KRITIK: Auch wenn der Film nicht ganz so epochal wie Heyerdahls tollkühne Reise damals ist, für einen richtig guten Abenteuerfilm und eine Prise Salzwasser in der Nase reicht es allemal.
STARS: Richtige Stars hat der Film keine. Zumindest keine, die man auch bei uns zu Lande kennt. Der Bruder von Vampir-Schönling Alexander Skarsgard spielt einen der bärtigen Männer. Fürs Auge immerhin etwas.
IDEAL FÜR: Leute, die schon als Kinder das Abenteuer gesucht haben und "Meuterei auf der Bounty" lieben. Gemeutert wird hier zwar nicht, auf dem Floss ist es aber dennoch ganz schön eng. Parallelen zu "Life of Pi" sind übrigens rein zufällig. Das einzige Tier an Board ist hier ein Papagei. Und der wird irgendwann von einem Hai verspeist.
Tollkühn – so könnte man wohl am besten die Idee bezeichnen, die Thor Heyerdahl, norwegischer Forscher, 1946 hatte: Polynesien sei nicht von Asien her bevölkert worden, sondern von Südamerika, sagte er, sprang auf ein Floss und hat es während einer 101-Tage dauernden Expedition bewiesen - die Strecke Peru Polynesien, knapp 5000 Kilometer. Seitdem ist er norwegischer Nationalheld, der mit „Kon-Tiki“ ein filmisches Denkmal bekommt.

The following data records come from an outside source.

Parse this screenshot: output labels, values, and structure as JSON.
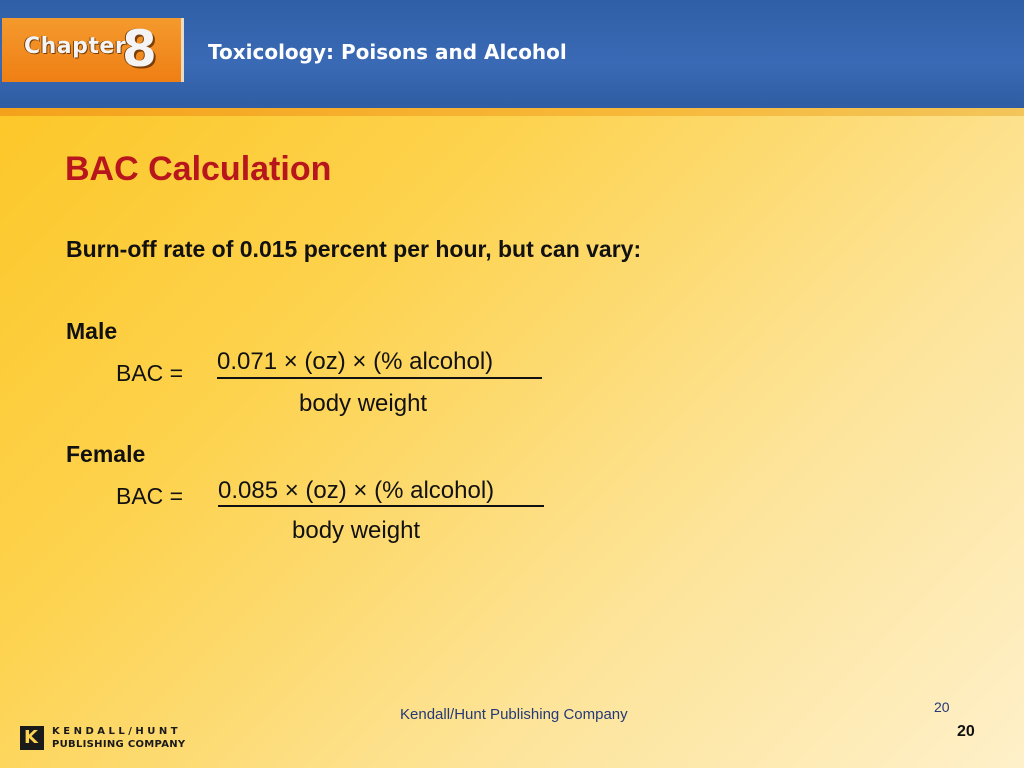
{
  "header": {
    "chapter_word": "Chapter",
    "chapter_number": "8",
    "title": "Toxicology: Poisons and Alcohol"
  },
  "slide": {
    "title": "BAC Calculation",
    "burn_off_text": "Burn-off rate of 0.015 percent per hour, but can vary:",
    "male": {
      "label": "Male",
      "bac_label": "BAC =",
      "numerator": "0.071 × (oz) × (% alcohol)",
      "denominator": "body weight"
    },
    "female": {
      "label": "Female",
      "bac_label": "BAC =",
      "numerator": "0.085 × (oz) × (% alcohol)",
      "denominator": "body weight"
    }
  },
  "footer": {
    "company": "Kendall/Hunt Publishing Company",
    "page_small": "20",
    "page_bold": "20",
    "logo_mark": "K",
    "logo_line1": "KENDALL/HUNT",
    "logo_line2": "PUBLISHING COMPANY"
  },
  "colors": {
    "header_blue": "#2f5fa6",
    "badge_orange": "#ef7f14",
    "title_red": "#b8161d",
    "background_yellow": "#fcc521"
  }
}
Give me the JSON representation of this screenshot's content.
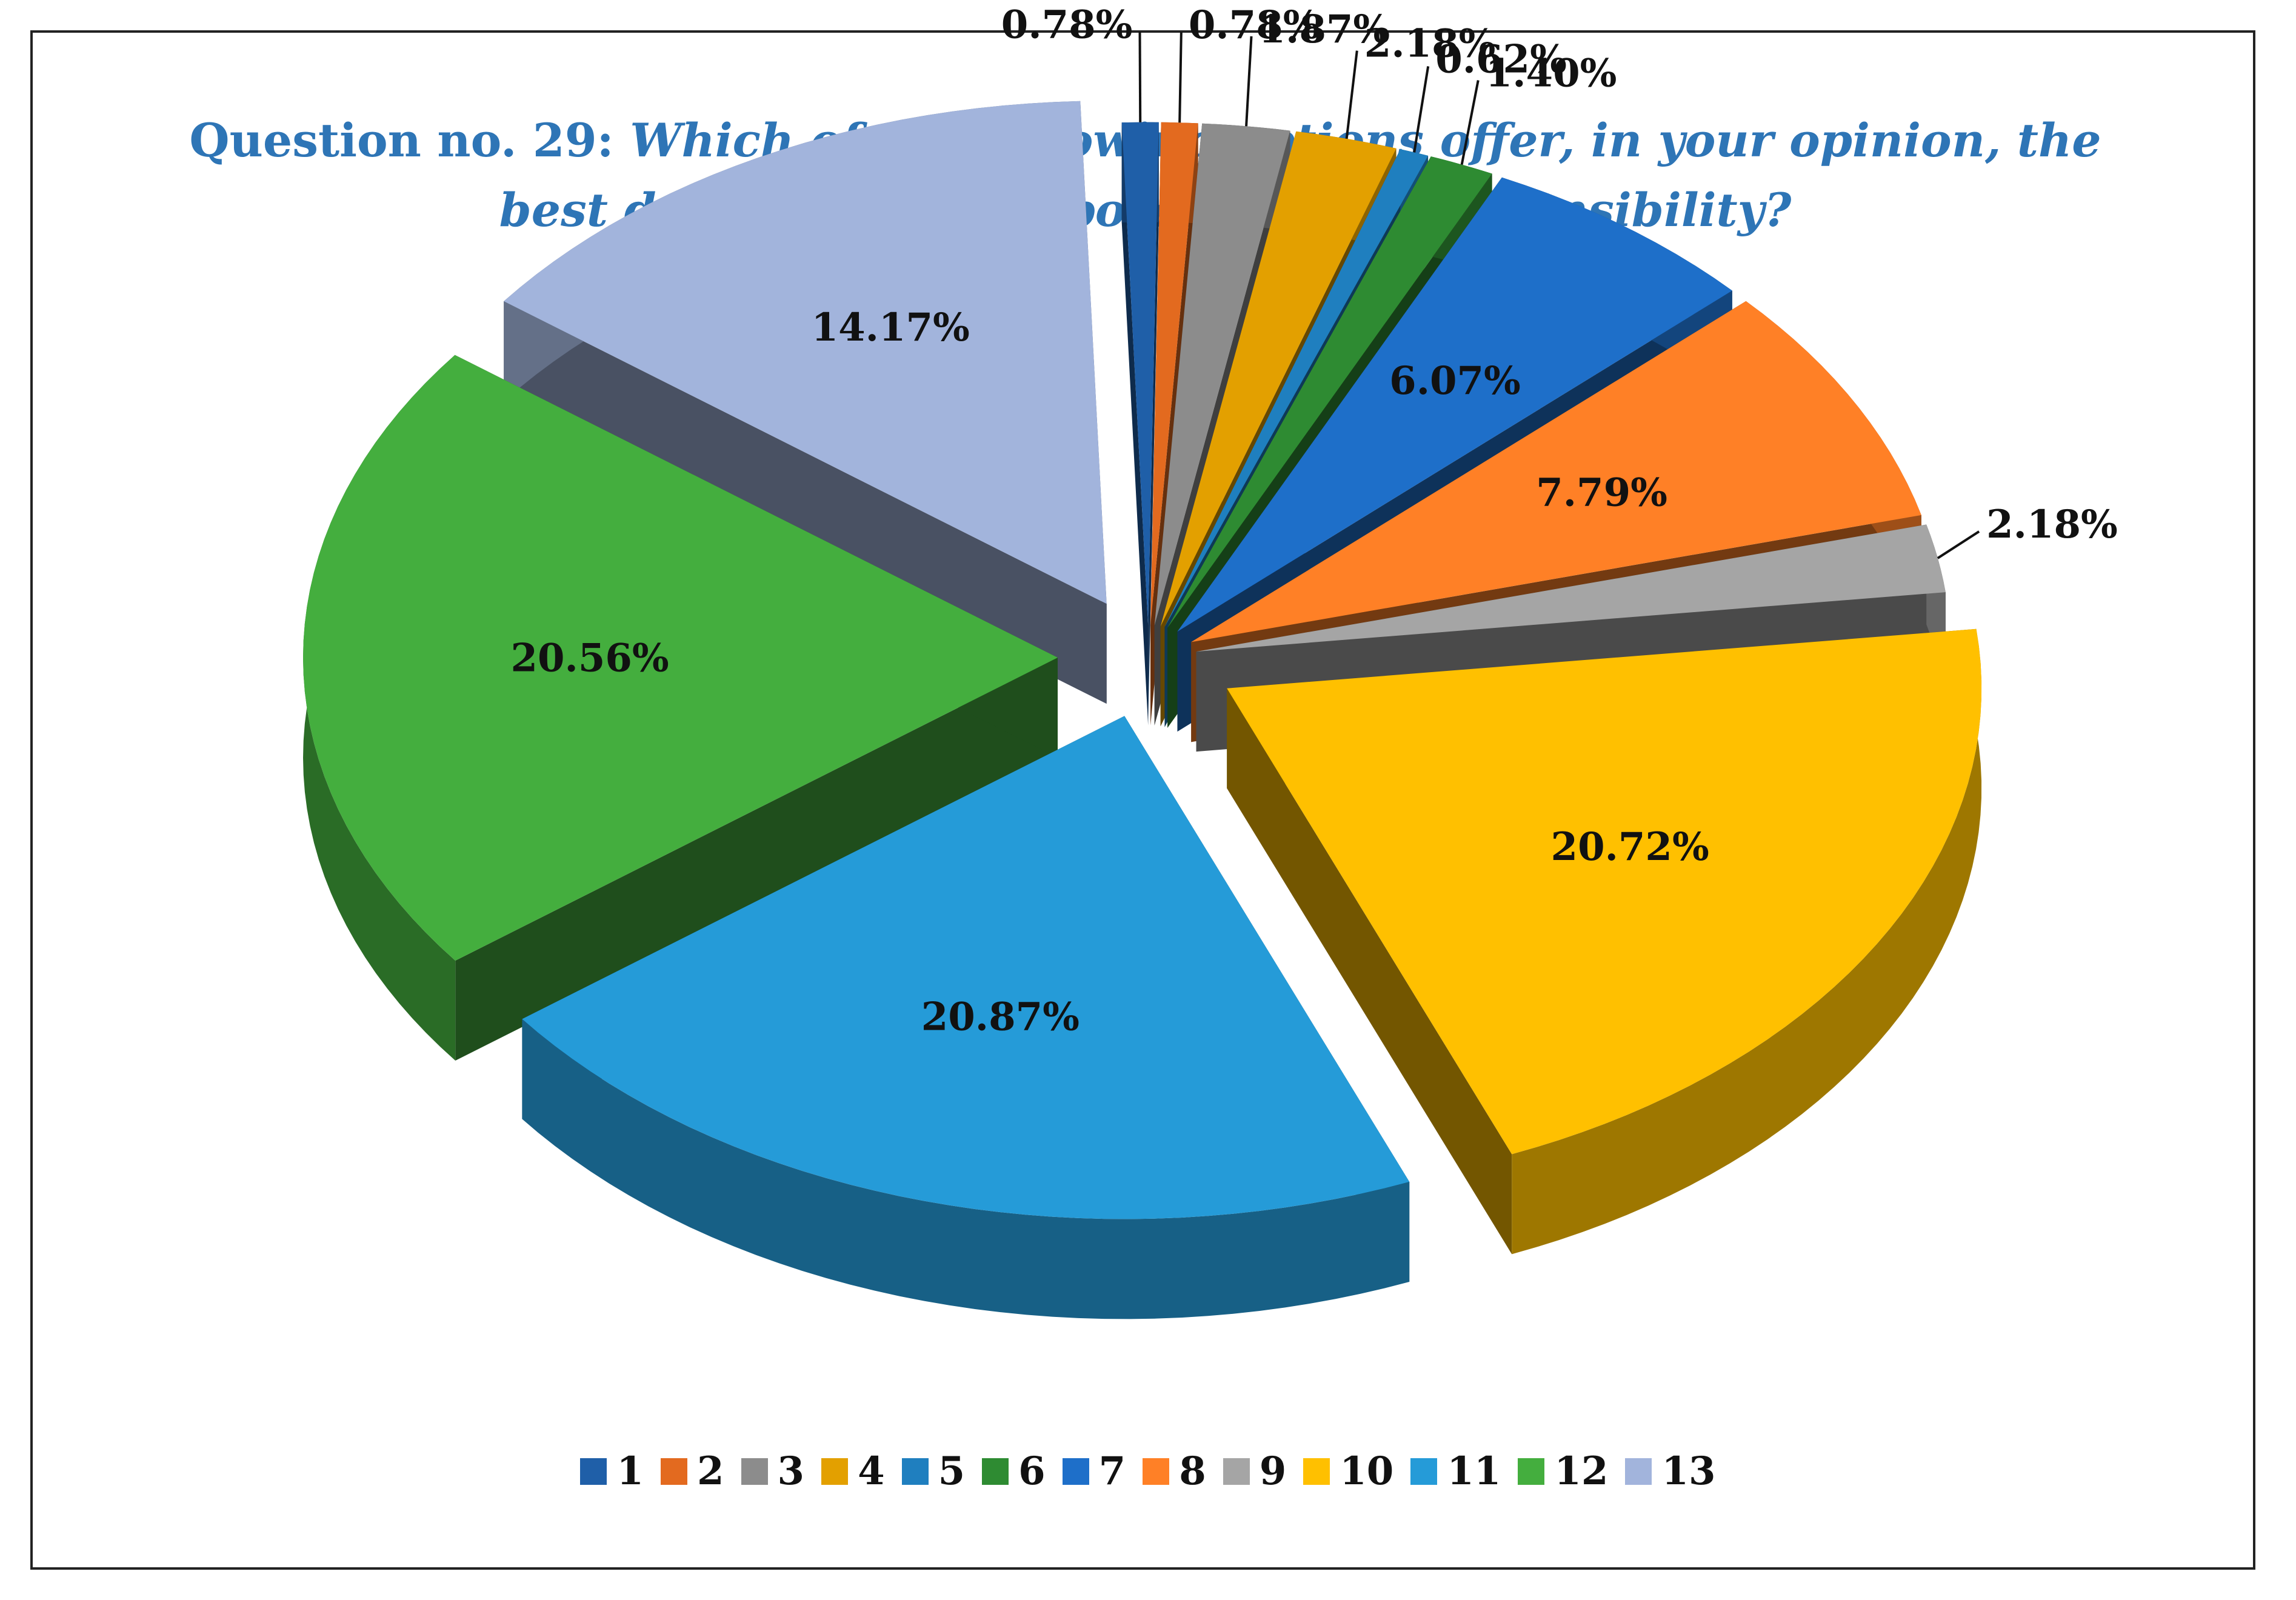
{
  "chart_data": {
    "type": "pie",
    "title_prefix": "Question no. 29: ",
    "title_question_line1": "Which of the following options offer, in your opinion, the",
    "title_question_line2": "best definition for corporate social responsibility?",
    "categories": [
      "1",
      "2",
      "3",
      "4",
      "5",
      "6",
      "7",
      "8",
      "9",
      "10",
      "11",
      "12",
      "13"
    ],
    "values": [
      0.78,
      0.78,
      1.87,
      2.18,
      0.62,
      1.4,
      6.07,
      7.79,
      2.18,
      20.72,
      20.87,
      20.56,
      14.17
    ],
    "labels": [
      "0.78%",
      "0.78%",
      "1.87%",
      "2.18%",
      "0.62%",
      "1.40%",
      "6.07%",
      "7.79%",
      "2.18%",
      "20.72%",
      "20.87%",
      "20.56%",
      "14.17%"
    ],
    "colors": [
      "#1F5FA8",
      "#E36A1F",
      "#8C8C8C",
      "#E3A000",
      "#1F7FBF",
      "#2E8B32",
      "#1E6FC9",
      "#FF8026",
      "#A5A5A5",
      "#FFC000",
      "#259BD8",
      "#44AE3E",
      "#A2B4DC"
    ],
    "legend_position": "bottom",
    "exploded": true,
    "style": "3d"
  }
}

Die erste halbe Stunde klappert der Film mit norwegischer Doppelregie von Joachim Rønning und Espen Sandberg verschiedene Lebensstationen von Heyerdahl ab. Schlüsselmomente wie das „Beinahe-Ertrinken“ im Dorfteich mit anschließender Angst vor Wasser; ein Paddelausflug mit der Frau, der den Geistesblitz für die Theorie bringt; das Klinkenputzen nach Geld bei Investoren. Seine Stärken zieht der Film aber genau dann, wenn er den festen Boden verlässt und aufs Wasser hinausgeht. Sechs immer bärtiger werdende Männer auf einem kleinen Floss, den Wellen und Naturgewalten ausgeliefert. Stürme, Haiattacken, einseitige Ernährung, Lagerkoller. In faszinierenden Bildern erzählen die beiden Regisseure von den 101 Tagen an Board der Kon-Tiki. Manchmal erinnert es an einen anderen Film auf offener See aus den letzten Kinomonaten: „Life of Pi“.
„Kon-Tiki“ ist nicht nur der teuerste norwegische Film aller Zeiten, sondern vermutlich auch der aufwendigste. Denn er wurde gleich zweimal gedreht. Einmal auf norwegisch und einmal auf englisch. Vertragliche Festlegung für europäische Fördergelder. Geschadet hat es nicht, immerhin war für die norwegische Version eine Oscarnominierung drin. Unterstützung bekamen die Drehbuchautoren von der Familie Heyerdahl. Nachdem der Abenteurer bis zu seinem Tode 2002 alle möglichen Drehbücher abgelehnt und eine Verfilmung seines Lebens immer wieder aufgeschoben hat, wurden die Drehbuchautoren von „Kon-Tiki“ von Heyerdahls Sohn Thor Junior und Enkel Olav beraten. Nicht nur ideell, sondern auch materiell, denn Olav hat 2006 seinem berühmten Großvater nachgeeifert und die gleiche Tour gemacht. 30 Tage schneller, das Floss hat er der Filmcrew zur Verfügung gestellt.
Auch wenn der Film nicht ganz so epochal wie Heyerdahls tollkühne Reise damals ist, für einen richtig guten Abenteuerfilm und eine Prise Salzwasser in der Nase reicht es allemal.